Шрифт:
Интервал:
Закладка:
Кто-то открыл дверь сарая, но он не смог сразу разглядеть, кто это.
Он присмотрелся в полутьме и понял, что это та самая девочка, что просила у него томатный сок.
— Вечеринка в доме, — сказал он менее приветливо, чем хотел бы. — А тут сарай.
Она как будто испугалась. Явно не ожидала встретить тут человека, а рассчитывала на старое барахло и тишину. Но она быстро взяла себя в руки. Может, она даже проследила за ним. И вовсе не испугалась его присутствия. Может, это как раз он испугался на ровном месте.
— А вы тогда что тут делаете?
— Я? Я хотел немного передохнуть. Подышать свежим воздухом. — Он потянул носом, как плохой актер, которому нужно было подкреплять слова действиями. — Я так и не смог найти томатный сок. Он точно где-то есть. Но я не нашел.
В этом сарае этим вечером из его уст это прозвучало как объяснение всей его жизни. Отсутствие многого, отсутствие счастья. Томатный сок не нашелся.
— Я выпью чего-нибудь другого.
Она оставила дверь сарая открытой. Он посмотрел на ее шлепанцы, на джинсы, штанины были несколько раз подвернуты. Наверное, так было модно, но ему это показалось очень странно. Тут он вспомнил ее имя — Эстер без буквы «ха».
Оно напомнило ему Тирзу.
— Вы с Тирзой давно дружите?
— Не то чтобы.
Он отделился от поленницы, на которую было так приятно облокачиваться. Надо было возвращаться на праздник. Он был нужен гостям. И может быть, его дочь уже вернулась.
— Мы с ней, вообще-то, совсем не подруги.
Отец Тирзы подозрительно глянул на девочку. Зачем же она тогда пришла на праздник? Что ей здесь нужно? Это был праздник для подруг и друзей Тирзы, а не для всех подряд праздно шатающихся типов. Не для тех, кто ищет бесплатную выпивку, потому что бесплатное им всегда вкуснее.
Он положил руку на газонокосилку. Он хотел бы быть другим отцом, то есть лучшим отцом. Когда в его жизни оказалось, что сиять и выделиться из толпы у него не получилось, он выбрал отцовство. Чтобы его дети смотрели на мир оценивающе и придирчиво. Ведь что такое интеллигентность, как не оценивающая дистанция, с которой смотришь на себя и на то, что тебя окружает? Им не разрешалось ничего принимать просто так, его детям, все должно было ставиться под сомнение. Не доверять ничему, кроме собственного ума, вот чему он их учил.

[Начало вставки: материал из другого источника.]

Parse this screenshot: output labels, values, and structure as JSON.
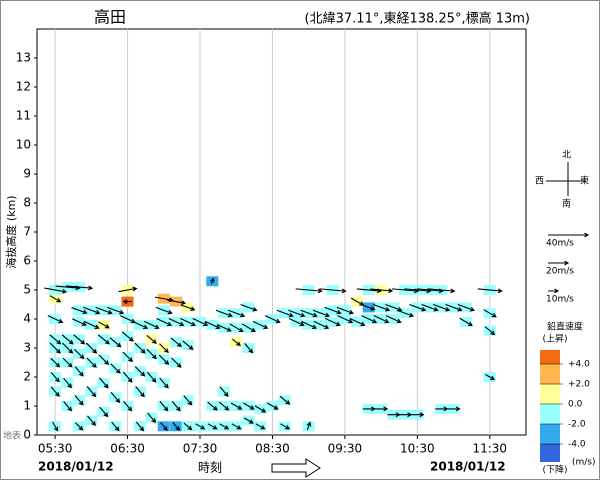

Он возвел интеллигентность и разум в ранг Господа Бога. Бога, который все устроит как нужно. А теперь его охватило судорожное чувство, будто он что-то проглядел, будто критичный взгляд, которым он заставлял своих дочерей смотреть на мир, так и не дал ответов на главные вопросы. Собственный разум в роли Бога оставлял столько пробелов. Бесконечные белые пятна. И Бог не мог прийти на помощь, у Бога не было ответов.
— Так почему она тебя пригласила?
Он смахнул с плеча невидимую пыль и шагнул к двери.
Ответа не последовало. Девочка так и осталась в дверном проеме, стояла и крутила на ноге сланец. Рассматривала инструменты, садовую мебель, пустой ящик, в котором когда-то были мандарины, и по какой-то причине его решили не выбрасывать. Хофмейстер ждал. Никакой реакции не последовало.
— Ты уже знаешь, чем будешь заниматься после школы? — спросил он, чтобы закончить разговор. Была ли она подругой его дочери или нет, но разговор нужно закончить вежливо.
— Опять пойду в школу. Осталась на второй год.
— Очень жаль. — Хофмейстер нашел в кармане носовой платок и вытер лоб. Он не вспотел, но ему показалось, что лоб у него мокрый.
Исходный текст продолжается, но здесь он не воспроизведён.